Writing a Business Plan: A Guide for Your Small Business
A succinct guide to plotting a course for your business
Every business needs a point to aim for, and to know how it’s getting there. Unless everyone involved knows precisely where and how the business is progressing, it can be very easy to fall off course. Plotting the direction of your business is the purpose of a business plan – a written outline of the strategy and initiatives needed to guide your business to its desired location.
This guide will help you understand what to consider when writing up a standard business plan. We cover what a business plan is used for, how you can use the three-pronged approach of vision, values and mission to effectively communicate what your business is about, and how you can break this down into achievable objectives for the short- and long-term.
What is the purpose of a business plan?
The main purpose of a business plan is to define the strategy and plan of action you have for the business over the next one to three years, as well as clearly defining the values and vision underpinning your business.
As business plans clarify your aims and objectives, you can use them to identify your business’ priorities, and to drop then non-priorities you are wasting your time on. Additionally, you can use them as a benchmark against which you can measure your performance through the period it covers.
Business plans can be invaluable for others, too. Inside your organisation, you can involve your employees in the planning process to foster a sense of community and give them an idea of what they’re working towards. Outside your business, they are an essential tool for giving investors or other interested third parties an overview of your business, its strategy, and what makes it so great.
How should I structure/write the plan?
There is no one way to write a business plan – use your judgement as to what works for your particular business and industry. However, we suggest setting it out along the following lines:
- Executive summary. This should be a one- or two-page document which essentially describes your USP (in other words, what makes your business uniquely different) to investors, lenders, prospective employees or anyone else. It will describe the market you operate in, your competitors, the management and personnel, and a summary of your financial performance over the last three years or so. It should also summarise where you expect to be in the future.
- Vision, Mission, and Values. These three statements should underpin every concrete step you make as a business; they are the bedrock of principles on which your company is founded.
- Business objectives and goals. With your vision, mission and values in mind, this section will outline how you plan to achieve your objectives as a business in the short, medium, and long-term.

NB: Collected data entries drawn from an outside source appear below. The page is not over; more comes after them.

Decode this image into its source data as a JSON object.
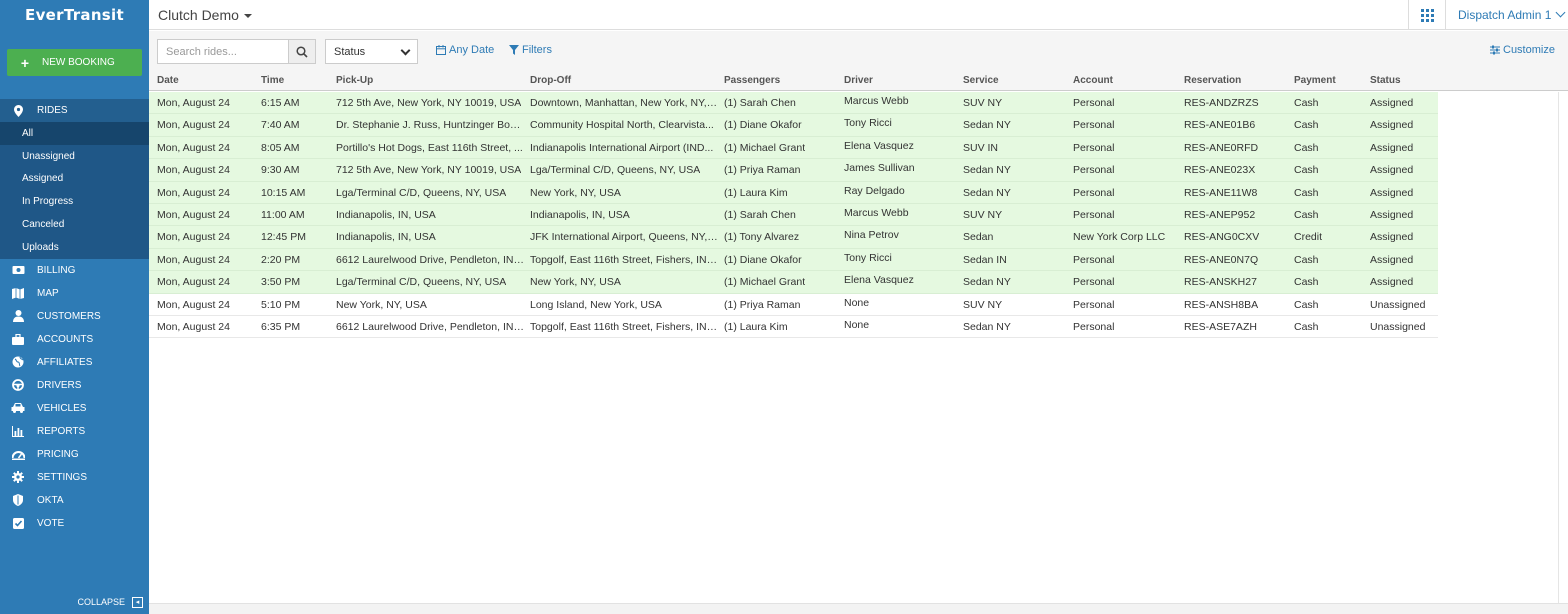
{
  "brand": {
    "logo_text": "EverTransit"
  },
  "sidebar": {
    "new_booking_label": "NEW BOOKING",
    "rides_label": "RIDES",
    "ride_filters": [
      "All",
      "Unassigned",
      "Assigned",
      "In Progress",
      "Canceled",
      "Uploads"
    ],
    "items": [
      {
        "label": "BILLING",
        "icon": "money-icon"
      },
      {
        "label": "MAP",
        "icon": "map-icon"
      },
      {
        "label": "CUSTOMERS",
        "icon": "user-icon"
      },
      {
        "label": "ACCOUNTS",
        "icon": "briefcase-icon"
      },
      {
        "label": "AFFILIATES",
        "icon": "globe-icon"
      },
      {
        "label": "DRIVERS",
        "icon": "steering-wheel-icon"
      },
      {
        "label": "VEHICLES",
        "icon": "car-icon"
      },
      {
        "label": "REPORTS",
        "icon": "bar-chart-icon"
      },
      {
        "label": "PRICING",
        "icon": "dashboard-icon"
      },
      {
        "label": "SETTINGS",
        "icon": "gear-icon"
      },
      {
        "label": "OKTA",
        "icon": "shield-icon"
      },
      {
        "label": "VOTE",
        "icon": "checkbox-icon"
      }
    ],
    "collapse_label": "COLLAPSE"
  },
  "header": {
    "app_title": "Clutch Demo",
    "user_label": "Dispatch Admin 1"
  },
  "toolbar": {
    "search_placeholder": "Search rides...",
    "status_label": "Status",
    "date_label": "Any Date",
    "filters_label": "Filters",
    "customize_label": "Customize"
  },
  "table": {
    "columns": [
      "Date",
      "Time",
      "Pick-Up",
      "Drop-Off",
      "Passengers",
      "Driver",
      "Service",
      "Account",
      "Reservation",
      "Payment",
      "Status"
    ],
    "rows": [
      [
        "Mon, August 24",
        "6:15 AM",
        "712 5th Ave, New York, NY 10019, USA",
        "Downtown, Manhattan, New York, NY, ...",
        "(1) Sarah Chen",
        "Marcus Webb",
        "SUV NY",
        "Personal",
        "RES-ANDZRZS",
        "Cash",
        "Assigned"
      ],
      [
        "Mon, August 24",
        "7:40 AM",
        "Dr. Stephanie J. Russ, Huntzinger Bou...",
        "Community Hospital North, Clearvista...",
        "(1) Diane Okafor",
        "Tony Ricci",
        "Sedan NY",
        "Personal",
        "RES-ANE01B6",
        "Cash",
        "Assigned"
      ],
      [
        "Mon, August 24",
        "8:05 AM",
        "Portillo's Hot Dogs, East 116th Street, ...",
        "Indianapolis International Airport (IND...",
        "(1) Michael Grant",
        "Elena Vasquez",
        "SUV IN",
        "Personal",
        "RES-ANE0RFD",
        "Cash",
        "Assigned"
      ],
      [
        "Mon, August 24",
        "9:30 AM",
        "712 5th Ave, New York, NY 10019, USA",
        "Lga/Terminal C/D, Queens, NY, USA",
        "(1) Priya Raman",
        "James Sullivan",
        "Sedan NY",
        "Personal",
        "RES-ANE023X",
        "Cash",
        "Assigned"
      ],
      [
        "Mon, August 24",
        "10:15 AM",
        "Lga/Terminal C/D, Queens, NY, USA",
        "New York, NY, USA",
        "(1) Laura Kim",
        "Ray Delgado",
        "Sedan NY",
        "Personal",
        "RES-ANE11W8",
        "Cash",
        "Assigned"
      ],
      [
        "Mon, August 24",
        "11:00 AM",
        "Indianapolis, IN, USA",
        "Indianapolis, IN, USA",
        "(1) Sarah Chen",
        "Marcus Webb",
        "SUV NY",
        "Personal",
        "RES-ANEP952",
        "Cash",
        "Assigned"
      ],
      [
        "Mon, August 24",
        "12:45 PM",
        "Indianapolis, IN, USA",
        "JFK International Airport, Queens, NY, ...",
        "(1) Tony Alvarez",
        "Nina Petrov",
        "Sedan",
        "New York Corp LLC",
        "RES-ANG0CXV",
        "Credit",
        "Assigned"
      ],
      [
        "Mon, August 24",
        "2:20 PM",
        "6612 Laurelwood Drive, Pendleton, IN,...",
        "Topgolf, East 116th Street, Fishers, IN,...",
        "(1) Diane Okafor",
        "Tony Ricci",
        "Sedan IN",
        "Personal",
        "RES-ANE0N7Q",
        "Cash",
        "Assigned"
      ],
      [
        "Mon, August 24",
        "3:50 PM",
        "Lga/Terminal C/D, Queens, NY, USA",
        "New York, NY, USA",
        "(1) Michael Grant",
        "Elena Vasquez",
        "Sedan NY",
        "Personal",
        "RES-ANSKH27",
        "Cash",
        "Assigned"
      ],
      [
        "Mon, August 24",
        "5:10 PM",
        "New York, NY, USA",
        "Long Island, New York, USA",
        "(1) Priya Raman",
        "None",
        "SUV NY",
        "Personal",
        "RES-ANSH8BA",
        "Cash",
        "Unassigned"
      ],
      [
        "Mon, August 24",
        "6:35 PM",
        "6612 Laurelwood Drive, Pendleton, IN,...",
        "Topgolf, East 116th Street, Fishers, IN,...",
        "(1) Laura Kim",
        "None",
        "Sedan NY",
        "Personal",
        "RES-ASE7AZH",
        "Cash",
        "Unassigned"
      ]
    ]
  },
  "colors": {
    "sidebar_bg": "#2e7bb5",
    "accent": "#2e7bb5",
    "new_booking": "#4caf50",
    "assigned_row": "#e5f9e0"
  }
}
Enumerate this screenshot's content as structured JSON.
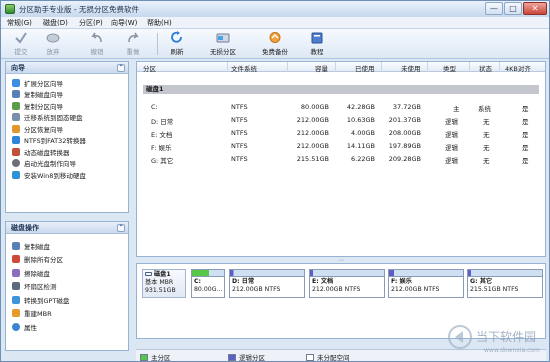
{
  "window": {
    "title": "分区助手专业版 - 无损分区免费软件",
    "close_glyph": "✕",
    "max_glyph": "□",
    "min_glyph": "—"
  },
  "menu": [
    "常规(G)",
    "磁盘(D)",
    "分区(P)",
    "向导(W)",
    "帮助(H)"
  ],
  "toolbar": {
    "submit": "提交",
    "discard": "放弃",
    "undo": "撤销",
    "redo": "重做",
    "refresh": "刷新",
    "lossless": "无损分区",
    "backup": "免费备份",
    "tutorial": "教程"
  },
  "wizard": {
    "title": "向导",
    "items": [
      "扩展分区向导",
      "复制磁盘向导",
      "复制分区向导",
      "迁移系统到固态硬盘",
      "分区恢复向导",
      "NTFS到FAT32转换器",
      "动态磁盘转换器",
      "启动光盘制作向导",
      "安装Win8到移动硬盘"
    ]
  },
  "disk_ops": {
    "title": "磁盘操作",
    "items": [
      "复制磁盘",
      "删除所有分区",
      "擦除磁盘",
      "坏扇区检测",
      "转换到GPT磁盘",
      "重建MBR",
      "属性"
    ]
  },
  "table": {
    "headers": [
      "分区",
      "文件系统",
      "容量",
      "已使用",
      "未使用",
      "类型",
      "状态",
      "4KB对齐"
    ],
    "disk_label": "磁盘1",
    "rows": [
      {
        "part": "C:",
        "fs": "NTFS",
        "cap": "80.00GB",
        "used": "42.28GB",
        "free": "37.72GB",
        "type": "主",
        "status": "系统",
        "align": "是"
      },
      {
        "part": "D: 日常",
        "fs": "NTFS",
        "cap": "212.00GB",
        "used": "10.63GB",
        "free": "201.37GB",
        "type": "逻辑",
        "status": "无",
        "align": "是"
      },
      {
        "part": "E: 文档",
        "fs": "NTFS",
        "cap": "212.00GB",
        "used": "4.00GB",
        "free": "208.00GB",
        "type": "逻辑",
        "status": "无",
        "align": "是"
      },
      {
        "part": "F: 娱乐",
        "fs": "NTFS",
        "cap": "212.00GB",
        "used": "14.11GB",
        "free": "197.89GB",
        "type": "逻辑",
        "status": "无",
        "align": "是"
      },
      {
        "part": "G: 其它",
        "fs": "NTFS",
        "cap": "215.51GB",
        "used": "6.22GB",
        "free": "209.28GB",
        "type": "逻辑",
        "status": "无",
        "align": "是"
      }
    ]
  },
  "diskmap": {
    "name": "磁盘1",
    "kind": "基本 MBR",
    "size": "931.51GB",
    "segments": [
      {
        "label": "C:",
        "info": "80.00G...",
        "fill": 0.53,
        "color": "#57c747"
      },
      {
        "label": "D: 日常",
        "info": "212.00GB NTFS",
        "fill": 0.05,
        "color": "#5b5fc7"
      },
      {
        "label": "E: 文档",
        "info": "212.00GB NTFS",
        "fill": 0.02,
        "color": "#5b5fc7"
      },
      {
        "label": "F: 娱乐",
        "info": "212.00GB NTFS",
        "fill": 0.07,
        "color": "#5b5fc7"
      },
      {
        "label": "G: 其它",
        "info": "215.51GB NTFS",
        "fill": 0.03,
        "color": "#5b5fc7"
      }
    ]
  },
  "legend": {
    "primary": "主分区",
    "logical": "逻辑分区",
    "unalloc": "未分配空间"
  },
  "watermark": {
    "brand": "当下软件园",
    "url": "www.downxia.com"
  }
}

- Business information. This is where you will put the empirical data about your business – the make-up of the executive team, detailed financial figures, your marketing and sales activity, and so on.
- A SWOT analysis. You might want to conclude with a sober assessment of where your business really stands using this objective method. You can find out how to carry out a SWOT analysis here.
We cover what to put in the relevant sections in more detail below.
More generally, when writing a business plan, always remember your audience. Write as if you were writing for an outside audience, even if you aren’t, as this will avoid internal bias and help you to clearly set out in your own mind what makes the business tick. Keep it short – nobody likes walls of text – be realistic about your plans and performance, and make it as professional-looking as possible.